I read the odd blog. Every now and then people comment, quite rightly, about sources of error in surveys and polls. Comments typically focus on sampling-related matters, such as the landline/cellphone issue (which is why I’ve written three posts about it – see here and here and here).
The thing is though, anyone pointing to just one or two potential sources of survey error is really only seeing the tip of the iceberg. Someone recently said to me “Polls are easy to do, but are difficult (and expensive) to do well.” This really sums up my point of view. The potential sources of error in surveys are infinite. To name a few…
- question order effects
- question wording effects
- interviewer effects
- interviewer variance
- non-response (this is where we can’t get hold of the selected person, where people decide not to take part, or where people can’t be interviewed due to language difficulties or having a disability)

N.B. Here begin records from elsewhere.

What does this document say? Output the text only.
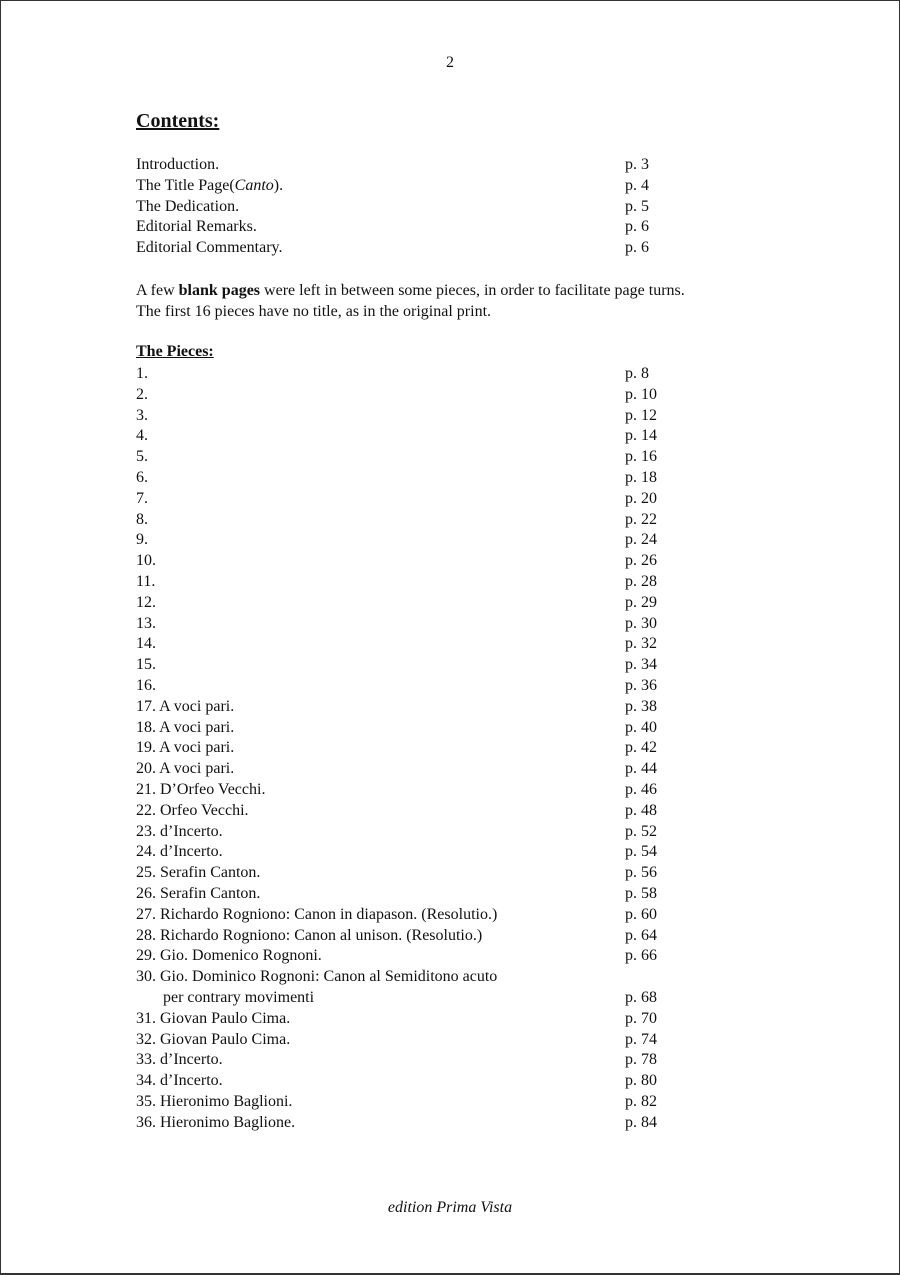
2
Contents:
Introduction.	p. 3
The Title Page(Canto).	p. 4
The Dedication.	p. 5
Editorial Remarks.	p. 6
Editorial Commentary.	p. 6
A few blank pages were left in between some pieces, in order to facilitate page turns.
The first 16 pieces have no title, as in the original print.
The Pieces:
1.	p. 8
2.	p. 10
3.	p. 12
4.	p. 14
5.	p. 16
6.	p. 18
7.	p. 20
8.	p. 22
9.	p. 24
10.	p. 26
11.	p. 28
12.	p. 29
13.	p. 30
14.	p. 32
15.	p. 34
16.	p. 36
17. A voci pari.	p. 38
18. A voci pari.	p. 40
19. A voci pari.	p. 42
20. A voci pari.	p. 44
21. D’Orfeo Vecchi.	p. 46
22. Orfeo Vecchi.	p. 48
23. d’Incerto.	p. 52
24. d’Incerto.	p. 54
25. Serafin Canton.	p. 56
26. Serafin Canton.	p. 58
27. Richardo Rogniono: Canon in diapason. (Resolutio.)	p. 60
28. Richardo Rogniono: Canon al unison. (Resolutio.)	p. 64
29. Gio. Domenico Rognoni.	p. 66
30. Gio. Dominico Rognoni: Canon al Semiditono acuto
per contrary movimenti	p. 68
31. Giovan Paulo Cima.	p. 70
32. Giovan Paulo Cima.	p. 74
33. d’Incerto.	p. 78
34. d’Incerto.	p. 80
35. Hieronimo Baglioni.	p. 82
36. Hieronimo Baglione.	p. 84
edition Prima Vista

- response bias (this is where certain types of people are more/less likely to respond than others)
- sampling error (even perfectly selected random samples will deviate from the target population – the cited ‘margin of error’ and ‘confidence interval’ typically relate only to this type of error)
- design effects (any deviation from a simple random sample increases variance – margins of error and confidence intervals can be adjusted for this)
- sample (non) coverage error (this is where the cell phone/landline issue sits)
- data processing error.
Each of these may exert a very small influence on a survey’s results, some may cancel each other out, and (if left unchecked) some may exert a larger influence.
I subscribe to a ‘survey methodologist’ approach. It’s the job of a good researcher to try to identify and understand all sources of error, and to try to reduce error as much as practically possible (there are always constraints). It’s not easy, because changing one thing can influence some other aspect of a survey. Also, different errors are manifested in different ways; some can lead to an apparent bias while others can result in wave-on-wave volatility (I know which I prefer).
The search for survey error needs to be continuous and systematic, and each researcher/pollster needs to make an informed judgement about where and how to address sources of error. I’m fortunate to work at a company that runs its own fieldwork division, which means that our researchers and our field workers can really put their heads together to try to identify and address sources of error.
In my view, the biggest issue for telephone surveys in New Zealand today isn’t non-coverage, it’s declining response rates. Things like this do not make our job any easier.
*The post replaces one I tried to post earlier today, but somehow managed to permanently delete.